I thought I was just applying for a job. By the time I realised what strings were attached, it was too late.
Most people hate their jobs. Most people don’t dream about being a corporate desk jockey. The 9-5 grind can wear anyone down. After five years watching others climb the ladder without a single pay rise, I’d had enough.
I’ll admit: I wasn’t exactly discerning with where I submitted my CV. At the time, I was so bored and unhappy that I was willing to try anything. I’d been very ambitious in my choice of degree when I was at University, but getting a job in my field of study hadn’t exactly panned out. I had no illusions about where I worked next. As long as it paid well and my new colleagues weren’t a bunch of jerks, I could handle it.

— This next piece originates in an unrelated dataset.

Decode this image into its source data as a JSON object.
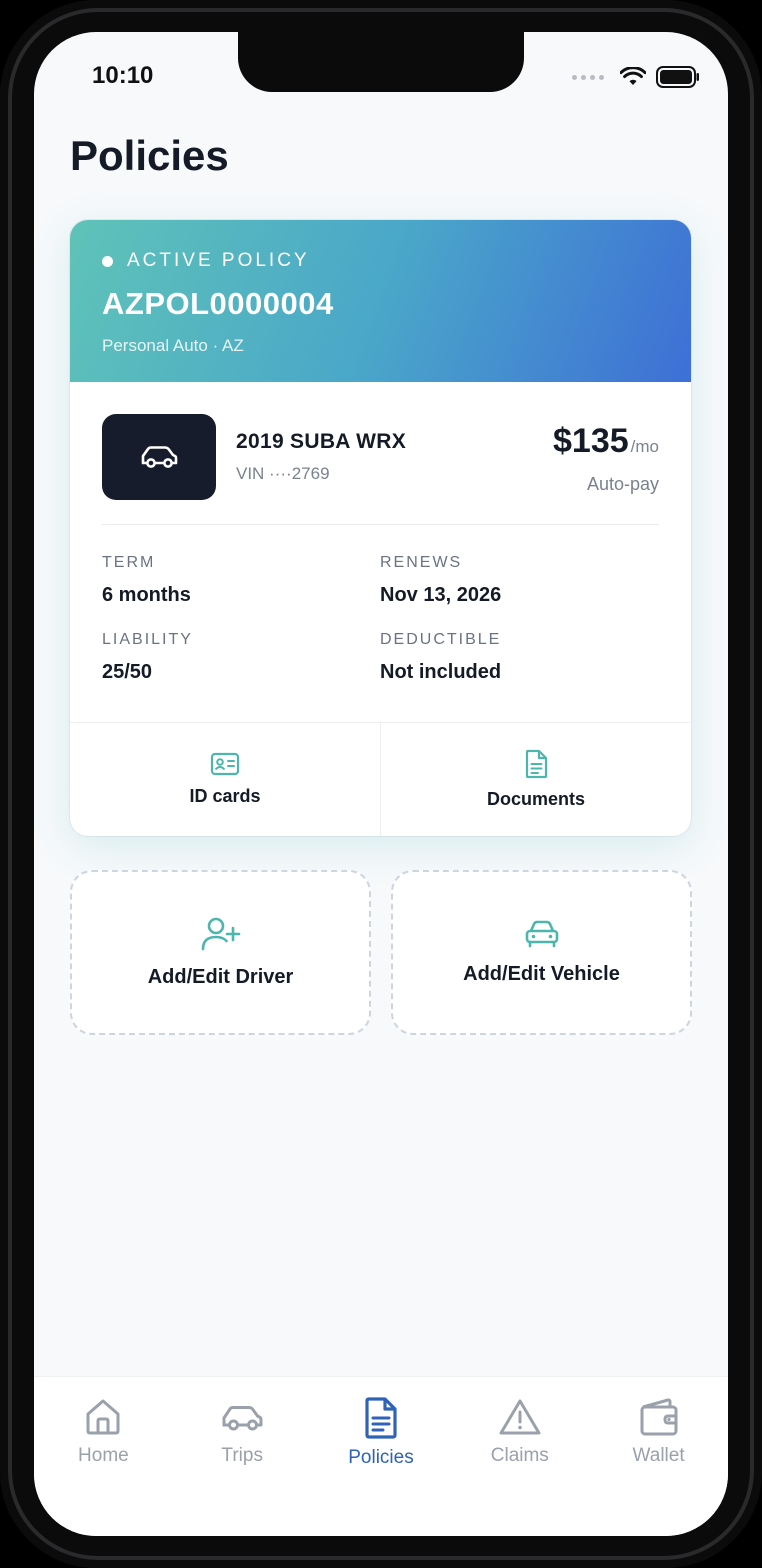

Maybe I came off as a bit desperate, because the job interviews I had went nowhere. I submitted my CV to recruiters and got nothing back but radio silence. I’d become a bit resigned to the fact that perhaps I really was ‘unemployable’ when I received the following email:
Hello,
Our organisation is always looking for intelligent people. We need hard-workers who aren’t afraid to be challenged, and who can adapt quickly. Based on your CV and work history, we believe that you may be a strong candidate for a role within our organisation.
Recruitment with our organisation is appreciably straightforward. Should you wish to proceed with your application, you will be asked to report to a testing facility. The tests will help us form an understanding of your psychological profile, physical fitness and other aptitudes. Due to the nature of what work the organisation performs, it is not possible to provide a full role description via email. Rest assured, however, that our valued employees receive competitive remuneration, excellent training and opportunities for promotion.
Please reply to this email at your earliest convenience with a preferred testing time and date.
Kind regards,
Recruitment and Resourcing
I’ll admit: I was intrigued. Who wouldn’t be? Sure, the fact that I had no clue what the ‘organisation’ was or what they did gave me pause. For all I knew, they were traffickers, scammers or gangsters. Replying back to the email seemed the height of stupidity – but I did it anyway.
Almost as soon as I pressed ‘SEND’, I received another email back, this one simply containing an address and an explicit warning not to reveal the address, or my application, to anyone. The email warned that if I actually did try to spill the beans, the deal was off and there might be consequences.
Maybe it was that warning that made the defiant spark in me come alive, or maybe it was because by then I was already scared. Even so – I decided I was going to try and record what went on with the recruitment.
I can’t give away too many details about the building where the testing took place. It was on a street I had visited many times, yet I had never seen the testing facility there in my life. I arrived to the interview a few minutes early, as might be expected, and walked up and down the street several times to find the entrance.
For some reason, I kept walking past it. It was only when the clock ticked over to the precise time that I spotted the building. Don’t ask me why this is; I have no idea. The building itself was cold, sparse and seemed to be larger on the inside than the outside. The patterns on the wallpaper made my head hurt, as did the invigilator. I can’t describe her face. In fact, I can’t remember much about her at all. It’s a bit as if my mind can’t process the information, like I’m trying to recall details from a dream.
Some of the testing involved psychological assessment, and this was done via a computer. That’s the only reason I was able to make a recording, using screen capture software I’d loaded onto a USB. The other tests were different. I can’t remember much of them either, only the sense of being terrified and blind in a confined space. They’re not exactly pleasant memories. I have no idea how the recruitment process ended. One minute, I was in the dark, and in the next, I was back in my home, sick and sweating.
It’s been a few weeks since then. I had written off the incident, or more precisely, I had been trying to forget that it had ever happened. But in the past few days, I’ve been having terrible nightmares. I’ve been seeing dark shapes out of the corner of my eye. I have a powerful urge to return to the recruitment facility. It’s like a voice in my head that won’t shut up, no matter what I try. I don’t know what’s happening to me, but every day it feels like more and more of myself slips away into the dark.
I don’t want to go back there. I regret ever applying for that stupid job. I’m leaving this here so that there is some record of what happened to me, and so that others can learn from my mistake. If it sounds too good to be true, it probably is.